The health impact and the economic pain aren't in competition, they twist together like a vine.
The "We're All In This Together" lockdown early in the year was a shared national need and commitment.
Like seeing work colleagues' bleary eyes after an early-morning Olympic Games or World Cup match in Europe; we didn't have to explain.
But when Victoria's second wave surged, it was pressed as our fault.
Commentators and leaders talked about the "Melbourne problem" or even the "Victorian virus" as though the spread was a moral failing rather than the more terrifying reality: a ruthlessly infectious disease hard to contain.
Other states, even the regions, moved on with their lives.
Being on television, people would ask me why I didn't get a haircut at a barber a couple of tram stops away from the office.

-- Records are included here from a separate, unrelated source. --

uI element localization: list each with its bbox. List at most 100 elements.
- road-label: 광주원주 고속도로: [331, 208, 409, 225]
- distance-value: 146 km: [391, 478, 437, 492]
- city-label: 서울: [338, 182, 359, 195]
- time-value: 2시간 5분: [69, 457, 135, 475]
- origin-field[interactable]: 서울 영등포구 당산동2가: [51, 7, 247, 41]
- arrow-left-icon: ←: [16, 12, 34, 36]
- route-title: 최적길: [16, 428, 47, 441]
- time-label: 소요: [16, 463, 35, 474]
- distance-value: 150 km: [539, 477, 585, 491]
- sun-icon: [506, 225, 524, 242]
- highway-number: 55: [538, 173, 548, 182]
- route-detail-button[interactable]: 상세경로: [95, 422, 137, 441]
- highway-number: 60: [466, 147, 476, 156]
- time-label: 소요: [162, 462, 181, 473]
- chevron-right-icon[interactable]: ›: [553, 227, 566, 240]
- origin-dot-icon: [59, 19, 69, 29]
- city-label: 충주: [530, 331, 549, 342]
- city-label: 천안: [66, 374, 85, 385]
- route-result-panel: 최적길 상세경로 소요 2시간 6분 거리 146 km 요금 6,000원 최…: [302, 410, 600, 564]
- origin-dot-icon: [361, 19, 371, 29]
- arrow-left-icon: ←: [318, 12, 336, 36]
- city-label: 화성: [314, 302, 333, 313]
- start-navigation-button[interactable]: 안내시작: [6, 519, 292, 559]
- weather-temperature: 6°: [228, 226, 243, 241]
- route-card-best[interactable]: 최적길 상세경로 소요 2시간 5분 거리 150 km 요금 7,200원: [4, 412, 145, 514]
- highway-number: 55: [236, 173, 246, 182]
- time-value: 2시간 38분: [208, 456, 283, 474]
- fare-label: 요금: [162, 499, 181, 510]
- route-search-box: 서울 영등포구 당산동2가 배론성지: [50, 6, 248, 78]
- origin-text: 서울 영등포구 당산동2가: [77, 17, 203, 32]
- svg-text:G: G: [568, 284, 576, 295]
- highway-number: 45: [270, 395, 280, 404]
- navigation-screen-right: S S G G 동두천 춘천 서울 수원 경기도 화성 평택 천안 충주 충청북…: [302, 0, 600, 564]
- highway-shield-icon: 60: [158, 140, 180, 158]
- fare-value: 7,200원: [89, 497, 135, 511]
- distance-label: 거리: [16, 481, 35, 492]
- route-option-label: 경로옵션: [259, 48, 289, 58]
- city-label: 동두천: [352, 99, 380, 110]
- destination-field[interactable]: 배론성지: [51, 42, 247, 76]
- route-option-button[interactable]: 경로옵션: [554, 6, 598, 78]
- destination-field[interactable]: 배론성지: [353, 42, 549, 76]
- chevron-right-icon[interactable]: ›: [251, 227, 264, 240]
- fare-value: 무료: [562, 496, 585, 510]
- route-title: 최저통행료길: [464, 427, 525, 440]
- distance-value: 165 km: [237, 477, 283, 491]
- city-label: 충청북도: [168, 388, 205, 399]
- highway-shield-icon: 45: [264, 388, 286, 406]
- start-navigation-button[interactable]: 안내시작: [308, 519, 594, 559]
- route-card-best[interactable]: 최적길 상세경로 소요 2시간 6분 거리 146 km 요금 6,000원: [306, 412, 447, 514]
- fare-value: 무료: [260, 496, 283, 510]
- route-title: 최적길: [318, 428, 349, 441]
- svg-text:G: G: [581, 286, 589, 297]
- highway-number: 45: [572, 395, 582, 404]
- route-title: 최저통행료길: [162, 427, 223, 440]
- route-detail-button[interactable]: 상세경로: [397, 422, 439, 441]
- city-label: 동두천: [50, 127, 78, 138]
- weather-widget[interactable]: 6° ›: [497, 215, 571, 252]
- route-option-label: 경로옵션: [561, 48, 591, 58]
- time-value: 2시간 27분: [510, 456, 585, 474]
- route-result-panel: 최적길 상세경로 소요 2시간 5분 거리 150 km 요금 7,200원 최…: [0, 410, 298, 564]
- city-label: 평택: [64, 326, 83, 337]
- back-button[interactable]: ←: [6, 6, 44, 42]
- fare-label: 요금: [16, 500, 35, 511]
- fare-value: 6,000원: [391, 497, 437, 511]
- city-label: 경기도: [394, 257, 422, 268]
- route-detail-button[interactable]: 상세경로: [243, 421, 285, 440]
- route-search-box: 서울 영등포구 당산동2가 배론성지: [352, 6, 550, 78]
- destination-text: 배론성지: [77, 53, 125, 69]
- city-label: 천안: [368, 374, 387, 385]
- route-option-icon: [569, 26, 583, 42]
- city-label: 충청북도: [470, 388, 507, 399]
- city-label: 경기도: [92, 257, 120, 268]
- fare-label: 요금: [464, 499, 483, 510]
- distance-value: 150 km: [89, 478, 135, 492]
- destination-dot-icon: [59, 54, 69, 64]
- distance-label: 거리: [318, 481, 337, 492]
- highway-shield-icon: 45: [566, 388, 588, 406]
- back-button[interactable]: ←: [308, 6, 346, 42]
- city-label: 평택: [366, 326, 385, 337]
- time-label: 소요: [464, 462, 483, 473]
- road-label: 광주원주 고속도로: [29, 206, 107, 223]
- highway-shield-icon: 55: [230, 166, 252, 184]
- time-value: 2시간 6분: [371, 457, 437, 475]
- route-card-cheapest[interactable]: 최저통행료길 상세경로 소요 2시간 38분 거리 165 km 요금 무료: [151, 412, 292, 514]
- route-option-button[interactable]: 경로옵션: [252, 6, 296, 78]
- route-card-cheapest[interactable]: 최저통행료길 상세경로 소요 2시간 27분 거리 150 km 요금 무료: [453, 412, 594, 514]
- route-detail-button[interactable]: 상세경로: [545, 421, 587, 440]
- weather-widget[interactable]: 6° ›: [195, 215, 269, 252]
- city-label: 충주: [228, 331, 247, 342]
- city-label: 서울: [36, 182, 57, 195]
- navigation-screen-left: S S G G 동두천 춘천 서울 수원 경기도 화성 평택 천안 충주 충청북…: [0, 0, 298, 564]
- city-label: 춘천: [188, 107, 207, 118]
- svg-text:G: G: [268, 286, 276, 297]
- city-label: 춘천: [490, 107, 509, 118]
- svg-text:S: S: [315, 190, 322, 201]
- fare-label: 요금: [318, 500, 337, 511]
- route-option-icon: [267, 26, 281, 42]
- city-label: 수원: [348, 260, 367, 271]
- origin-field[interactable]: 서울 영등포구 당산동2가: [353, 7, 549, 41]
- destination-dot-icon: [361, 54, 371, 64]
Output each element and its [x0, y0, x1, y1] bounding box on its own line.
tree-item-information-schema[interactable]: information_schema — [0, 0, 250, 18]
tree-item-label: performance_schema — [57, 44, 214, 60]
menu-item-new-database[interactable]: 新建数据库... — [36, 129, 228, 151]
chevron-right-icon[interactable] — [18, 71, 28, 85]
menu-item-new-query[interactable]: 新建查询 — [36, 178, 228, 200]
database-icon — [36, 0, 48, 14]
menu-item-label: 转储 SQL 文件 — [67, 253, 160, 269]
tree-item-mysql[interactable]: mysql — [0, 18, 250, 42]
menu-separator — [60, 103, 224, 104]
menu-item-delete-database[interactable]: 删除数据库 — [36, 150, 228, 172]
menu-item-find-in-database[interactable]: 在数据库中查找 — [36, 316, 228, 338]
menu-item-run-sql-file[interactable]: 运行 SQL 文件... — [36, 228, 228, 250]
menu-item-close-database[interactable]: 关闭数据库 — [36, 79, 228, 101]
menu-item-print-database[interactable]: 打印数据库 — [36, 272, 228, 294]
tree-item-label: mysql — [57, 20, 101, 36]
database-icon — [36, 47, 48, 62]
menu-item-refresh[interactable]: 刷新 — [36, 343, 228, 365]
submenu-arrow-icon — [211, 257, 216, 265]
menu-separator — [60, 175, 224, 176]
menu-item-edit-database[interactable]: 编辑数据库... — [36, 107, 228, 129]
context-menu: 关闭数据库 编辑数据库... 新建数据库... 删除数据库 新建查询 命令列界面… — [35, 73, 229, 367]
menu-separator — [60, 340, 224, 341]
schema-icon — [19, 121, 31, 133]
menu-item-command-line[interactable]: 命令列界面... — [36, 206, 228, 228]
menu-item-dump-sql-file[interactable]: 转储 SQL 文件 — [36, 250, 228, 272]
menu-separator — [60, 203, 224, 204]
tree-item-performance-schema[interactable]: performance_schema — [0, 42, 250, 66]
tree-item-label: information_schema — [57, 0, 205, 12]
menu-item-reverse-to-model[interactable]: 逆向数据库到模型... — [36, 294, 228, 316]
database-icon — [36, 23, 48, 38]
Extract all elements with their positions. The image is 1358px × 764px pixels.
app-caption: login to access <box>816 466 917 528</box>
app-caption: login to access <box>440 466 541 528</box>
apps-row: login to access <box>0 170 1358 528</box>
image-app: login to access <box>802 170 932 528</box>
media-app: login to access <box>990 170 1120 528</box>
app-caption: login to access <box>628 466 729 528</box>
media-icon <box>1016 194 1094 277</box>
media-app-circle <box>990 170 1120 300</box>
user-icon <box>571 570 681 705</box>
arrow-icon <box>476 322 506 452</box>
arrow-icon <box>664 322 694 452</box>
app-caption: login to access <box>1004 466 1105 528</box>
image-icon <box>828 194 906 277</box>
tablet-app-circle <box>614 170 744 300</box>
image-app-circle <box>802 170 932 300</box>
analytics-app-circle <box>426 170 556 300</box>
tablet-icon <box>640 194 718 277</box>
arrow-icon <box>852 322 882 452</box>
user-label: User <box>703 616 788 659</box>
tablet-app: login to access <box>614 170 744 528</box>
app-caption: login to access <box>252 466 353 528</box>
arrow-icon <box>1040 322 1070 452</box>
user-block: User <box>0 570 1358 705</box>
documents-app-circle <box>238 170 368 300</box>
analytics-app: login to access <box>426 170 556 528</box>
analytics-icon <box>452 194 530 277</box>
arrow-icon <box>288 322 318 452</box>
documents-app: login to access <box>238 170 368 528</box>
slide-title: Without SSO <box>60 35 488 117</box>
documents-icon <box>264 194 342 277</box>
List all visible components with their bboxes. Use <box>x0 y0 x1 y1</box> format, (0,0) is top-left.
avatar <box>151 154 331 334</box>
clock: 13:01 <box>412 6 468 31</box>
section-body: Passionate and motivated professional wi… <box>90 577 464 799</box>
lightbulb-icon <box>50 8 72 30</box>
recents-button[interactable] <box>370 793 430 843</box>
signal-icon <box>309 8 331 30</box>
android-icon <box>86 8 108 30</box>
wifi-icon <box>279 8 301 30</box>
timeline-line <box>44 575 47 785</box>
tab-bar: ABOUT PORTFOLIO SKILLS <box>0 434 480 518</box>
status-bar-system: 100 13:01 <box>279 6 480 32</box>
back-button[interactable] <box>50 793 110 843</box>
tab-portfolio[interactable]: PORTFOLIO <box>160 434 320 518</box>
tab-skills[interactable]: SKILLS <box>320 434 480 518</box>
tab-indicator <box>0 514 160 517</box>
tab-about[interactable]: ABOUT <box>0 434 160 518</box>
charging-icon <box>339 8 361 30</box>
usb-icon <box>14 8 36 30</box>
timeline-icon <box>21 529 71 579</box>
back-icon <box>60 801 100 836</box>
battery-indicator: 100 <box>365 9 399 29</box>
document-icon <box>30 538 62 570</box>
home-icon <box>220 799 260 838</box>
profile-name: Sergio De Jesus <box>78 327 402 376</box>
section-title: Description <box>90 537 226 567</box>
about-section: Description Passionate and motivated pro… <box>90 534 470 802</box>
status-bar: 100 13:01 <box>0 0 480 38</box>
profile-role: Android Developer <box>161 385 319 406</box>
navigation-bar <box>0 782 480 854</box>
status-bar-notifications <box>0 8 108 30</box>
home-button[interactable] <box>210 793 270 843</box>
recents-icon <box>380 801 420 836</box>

I'd repeatedly explain: hairdressers are closed, no-one is taking trams, and most office workers haven't physically gone into work — at all, and by decree — since mid-March.
Instead, we've needed permits to be outside beyond strict reasons (like getting food or giving care) inside a "bubble" radius of 5 kilometres.
We've gone to the gym on Zoom, work functions on Teams and lost the passion for catch-ups on strained wi-fi connections.
And that's before you add the aching pinpoints of life — babies and funerals — prickling our skin on the other side of the screen.
The vast majority of the 6.5 million Victorians live in Melbourne.
Restrictions in regional areas are marginally lower.
Like I said, it hasn't been a lot of fun.
It's led to people making tough calculations, because the virus has exposed inequalities and tensions that existed before it.
The heightened tension has brought out stark division: people who'd normally have no inkling of how their friends even vote are brawling online about politics and freedoms.
There will be scars.
It's why the song Loose Ends is my favourite of the year.
"Loose Ends is about growing up, loss, and accepting that things don't always go how they do in movies," rapper Illy told triple j when it was played as part of a clip shot for the ABC's The Sound.
"It's kind of a love song about a time that's gone and you can't go back to."
That's been 2020 in Melbourne.
We've almost done what we needed to.
We're just crossing our fingers we don't have to repeat it: living in a time that's gone.